Article Preview
TopThe majority of research works having addressed the document warehousing issues have tackled the modeling and OLAPing of documents. We classify the contributions of the literature into two main categories: i) Works using/extending the Multidimensional Model (MD), and ii) Works suggesting specific model.

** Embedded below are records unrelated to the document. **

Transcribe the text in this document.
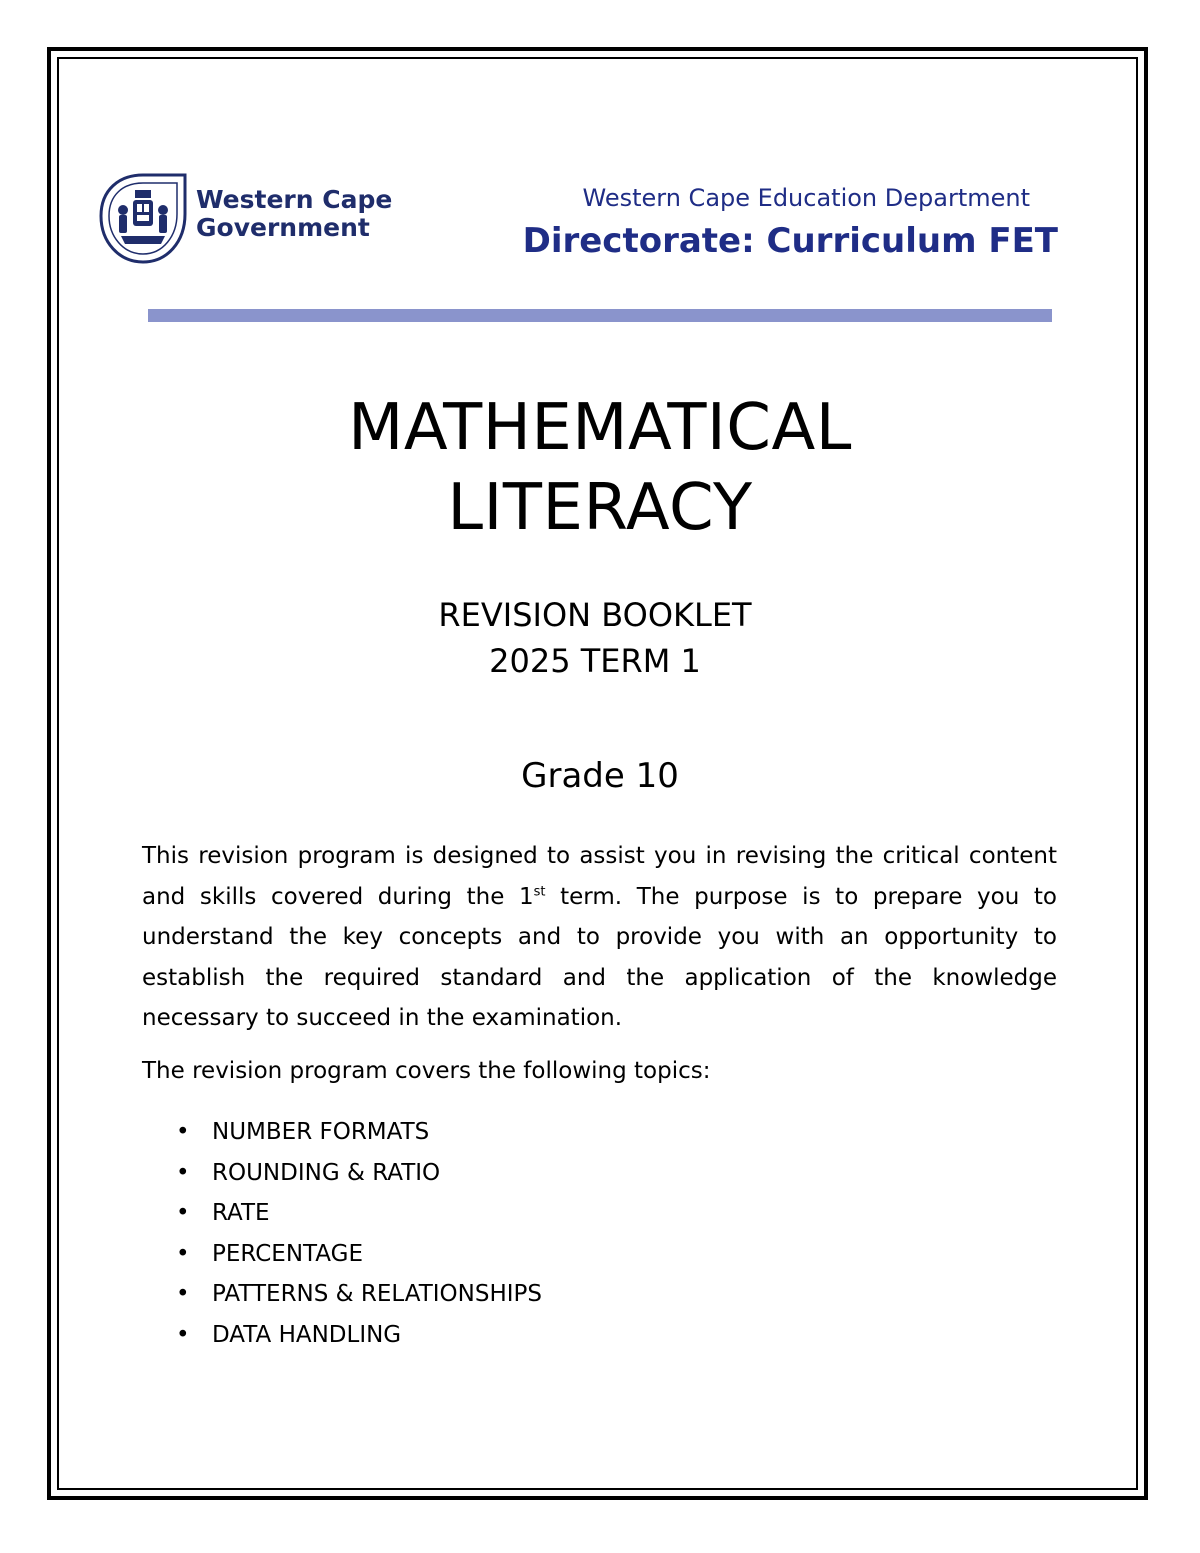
Western Cape
Government
Western Cape Education Department
Directorate: Curriculum FET
MATHEMATICAL
LITERACY
REVISION BOOKLET
2025 TERM 1
Grade 10

This revision program is designed to assist you in revising the critical content and skills covered during the 1st term. The purpose is to prepare you to understand the key concepts and to provide you with an opportunity to establish the required standard and the application of the knowledge necessary to succeed in the examination.

The revision program covers the following topics:

• NUMBER FORMATS
• ROUNDING & RATIO
• RATE
• PERCENTAGE
• PATTERNS & RELATIONSHIPS
• DATA HANDLING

The first category of works has adapted the conventional MD model initially suggested for numeric DWs; as examples we can cite the works of (Golfarelli, Maio, & Rizzi, 1998), (Kimball & Ross, 2003), (Inmon, 2005), and (Azabou, Khrouf, Feki, Soulé-Dupuy, & Vallès, 2017). Furthermore, in this category some authors have created data warehousing model, especially XML model, by processing XML raw documents into a specified data warehouse repository; such as (Rusu, Rahayu, & Taniar, 2004), (Rusu, Rahayu, & Taniar, 2005). Some other authors have enriched the conventional MD model with extensions specific to textual modeling and processing (Jin, Han, Cao, Luo, Ding, & Lin, 2010) and (Liu, Zhou, Pan, Qian, Cai, & Lian, 2009) for data-centric documents, whereas others like (Lin, Ding, Han, Zhu, & Zhao, 2008) extend the MD model for elaborating document-centric documents warehouses.